Following a couple of back-links, I found myself reading this post that Chally wrote a few months ago at Feministe, and delving into the comment thread. And like many of the commenters, I’m finding myself surprised at my own surprise at the defensive ignorance of the privileged. Overall, I think the balance tips towards people who are supportive of Chally’s point – either because they are non-Usian, or because they manage to wrap their brains around what she’s trying to say by drawing on past experiences with non-USians or by extrapolating from privilege-based parallels.
Of those who disagree, then, it’s the vehemence of their voices that I find so surprising. It’s disappointing, but maybe not shocking, to see the prevalence of the ‘tone argument’ being used against a young non-white woman. So what I find more specifically surprising is the inability and/or outright unwillingness of USian commenters to consider the meaning of what she was trying to say. The sighing and frustration about the ‘ugly American’ stereotype they believe she is invoking, and their refusal to see beyond their own personal individual attempts to prove that they’re not like that. The invocation of US-internal cultural and experiential differences as though that were in any way relevant to chally’s point, but raised as though they absolutely obliterate her perspective here.

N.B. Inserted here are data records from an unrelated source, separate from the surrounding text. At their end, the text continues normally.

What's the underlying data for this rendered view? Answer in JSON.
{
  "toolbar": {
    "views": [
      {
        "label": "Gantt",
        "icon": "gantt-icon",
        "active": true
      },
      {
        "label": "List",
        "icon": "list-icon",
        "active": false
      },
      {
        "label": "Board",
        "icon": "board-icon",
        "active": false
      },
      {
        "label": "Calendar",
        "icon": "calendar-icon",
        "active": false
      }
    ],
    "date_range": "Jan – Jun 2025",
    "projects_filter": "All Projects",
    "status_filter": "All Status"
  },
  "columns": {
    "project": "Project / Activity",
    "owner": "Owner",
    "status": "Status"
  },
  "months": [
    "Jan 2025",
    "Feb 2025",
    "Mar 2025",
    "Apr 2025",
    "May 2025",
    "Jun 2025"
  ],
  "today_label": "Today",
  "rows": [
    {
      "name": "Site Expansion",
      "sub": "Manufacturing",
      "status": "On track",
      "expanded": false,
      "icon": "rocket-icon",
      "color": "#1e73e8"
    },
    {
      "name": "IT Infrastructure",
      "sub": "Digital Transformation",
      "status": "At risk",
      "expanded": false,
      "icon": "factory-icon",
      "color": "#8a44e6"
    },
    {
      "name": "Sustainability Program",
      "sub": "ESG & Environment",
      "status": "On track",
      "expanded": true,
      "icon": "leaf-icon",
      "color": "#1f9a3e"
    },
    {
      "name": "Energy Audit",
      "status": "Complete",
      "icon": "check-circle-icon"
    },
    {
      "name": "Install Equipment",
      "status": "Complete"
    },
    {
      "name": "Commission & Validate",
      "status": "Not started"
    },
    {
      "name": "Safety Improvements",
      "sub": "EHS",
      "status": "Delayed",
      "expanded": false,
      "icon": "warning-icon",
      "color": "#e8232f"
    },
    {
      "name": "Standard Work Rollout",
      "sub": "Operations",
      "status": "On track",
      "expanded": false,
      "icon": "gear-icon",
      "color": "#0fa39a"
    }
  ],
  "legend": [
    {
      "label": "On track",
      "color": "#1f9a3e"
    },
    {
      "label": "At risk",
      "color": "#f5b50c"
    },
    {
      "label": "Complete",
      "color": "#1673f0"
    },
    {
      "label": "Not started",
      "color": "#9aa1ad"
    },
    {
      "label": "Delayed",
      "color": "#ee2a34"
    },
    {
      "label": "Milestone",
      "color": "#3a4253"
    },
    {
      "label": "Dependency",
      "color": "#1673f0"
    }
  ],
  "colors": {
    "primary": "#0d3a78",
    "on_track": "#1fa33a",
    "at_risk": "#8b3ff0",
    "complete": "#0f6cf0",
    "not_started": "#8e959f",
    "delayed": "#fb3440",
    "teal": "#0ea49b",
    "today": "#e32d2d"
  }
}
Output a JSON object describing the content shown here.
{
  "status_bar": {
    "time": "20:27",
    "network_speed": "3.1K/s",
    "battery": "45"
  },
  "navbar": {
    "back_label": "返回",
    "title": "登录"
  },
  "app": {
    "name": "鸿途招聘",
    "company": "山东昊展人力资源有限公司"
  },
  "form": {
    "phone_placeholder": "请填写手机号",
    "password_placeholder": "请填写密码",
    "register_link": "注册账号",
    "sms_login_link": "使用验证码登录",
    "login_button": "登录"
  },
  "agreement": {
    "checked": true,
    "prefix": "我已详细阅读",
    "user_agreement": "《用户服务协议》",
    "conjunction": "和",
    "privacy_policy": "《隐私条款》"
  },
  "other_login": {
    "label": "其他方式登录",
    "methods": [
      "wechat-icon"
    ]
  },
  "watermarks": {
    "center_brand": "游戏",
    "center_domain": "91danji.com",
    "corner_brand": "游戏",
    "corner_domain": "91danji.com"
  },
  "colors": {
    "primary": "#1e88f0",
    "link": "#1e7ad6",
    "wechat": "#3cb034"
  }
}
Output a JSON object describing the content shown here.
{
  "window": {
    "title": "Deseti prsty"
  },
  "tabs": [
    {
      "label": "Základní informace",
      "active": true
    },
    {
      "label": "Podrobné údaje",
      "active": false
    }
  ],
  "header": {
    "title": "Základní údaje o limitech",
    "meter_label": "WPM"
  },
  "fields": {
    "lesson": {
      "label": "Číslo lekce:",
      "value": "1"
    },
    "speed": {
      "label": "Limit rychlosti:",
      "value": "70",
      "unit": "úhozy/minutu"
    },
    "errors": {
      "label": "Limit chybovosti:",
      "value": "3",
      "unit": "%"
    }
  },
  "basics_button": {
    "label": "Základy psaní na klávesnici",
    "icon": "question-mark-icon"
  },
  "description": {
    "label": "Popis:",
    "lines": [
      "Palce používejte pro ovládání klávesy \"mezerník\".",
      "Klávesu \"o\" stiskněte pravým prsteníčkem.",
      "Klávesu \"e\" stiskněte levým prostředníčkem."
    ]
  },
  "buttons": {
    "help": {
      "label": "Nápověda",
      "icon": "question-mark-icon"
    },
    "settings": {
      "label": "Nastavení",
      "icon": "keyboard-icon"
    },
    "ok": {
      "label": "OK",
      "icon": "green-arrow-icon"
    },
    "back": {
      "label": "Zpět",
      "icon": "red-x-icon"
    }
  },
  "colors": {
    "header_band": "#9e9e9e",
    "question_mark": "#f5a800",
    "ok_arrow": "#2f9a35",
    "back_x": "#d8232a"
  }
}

The thing is, the more I think about it, the more relevant her point feels, especially as it pertains to discussions of race. The example that comes to my mind is the extent to which, here in Canada, racialized experiences are imagined to mirror those in the US, only with a smaller Black population and an indirect history with slavery. My roommate, who is from Arizona, can’t quite wrap her head around why “African Canadians” is not really a preferred term for Black Canadians. As I understand it, this is at least partially because a significant proportion of Black people in this country have their recent personal and familial experience in the Caribbean, and “African Canadian” elides their relationship to those cultures and places, and that personal history. That’s not all there is to it, and that’s not the only group of Black Canadians, and of course it doesn’t even begin to cover the context of race relations in Canada, but the example is intended mainly to offer a differentiation from the US context. But US-centrism suggests that the way “African American” came to serve as an appropriate term for a particular population in their country should easily translate across the border. Just substitute in Canadian for American, and you’re good. The same lexical process is assumed to apply to “Native Canadians”, when the preference here is more likely to be First Nations, or Aboriginal, or Indigenous, depending somewhat on the context. It’s as though Canada is believed to be entirely interchangeable with the US (“America” in these lexical examples, which, as Chally points out, is a term with its own problems).
This isn’t about the American educational system and its failure to teach about other political structures, or other histories. It isn’t even about the ubiquity of US media in some places and the non-presence of media from elsewhere within the US, though those are all, to some extent, factors in the creation of this kind of privilege. It’s about a refusal to listen to what people say about their own experiences of racism, racialization and colonialism. It’s a desire to simplify and make non-US experiences fit in to a US-box, and the result is the erasure of other boxes. This isn’t a request for US-residents to remember the capitals of some other countries, or to learn the specific political and cultural histories that have shaped the current relationships within other countries. It’s a basic suggestion that it’s worthwhile to remember that those contexts are different, even and perhaps especially those who appear pretty similar on the surface.
That is, as they say, not rocket science, especially for social justice activists who purport to believe in the value of decentering dominant voices and recognizing the dangers of universalistic assumptions.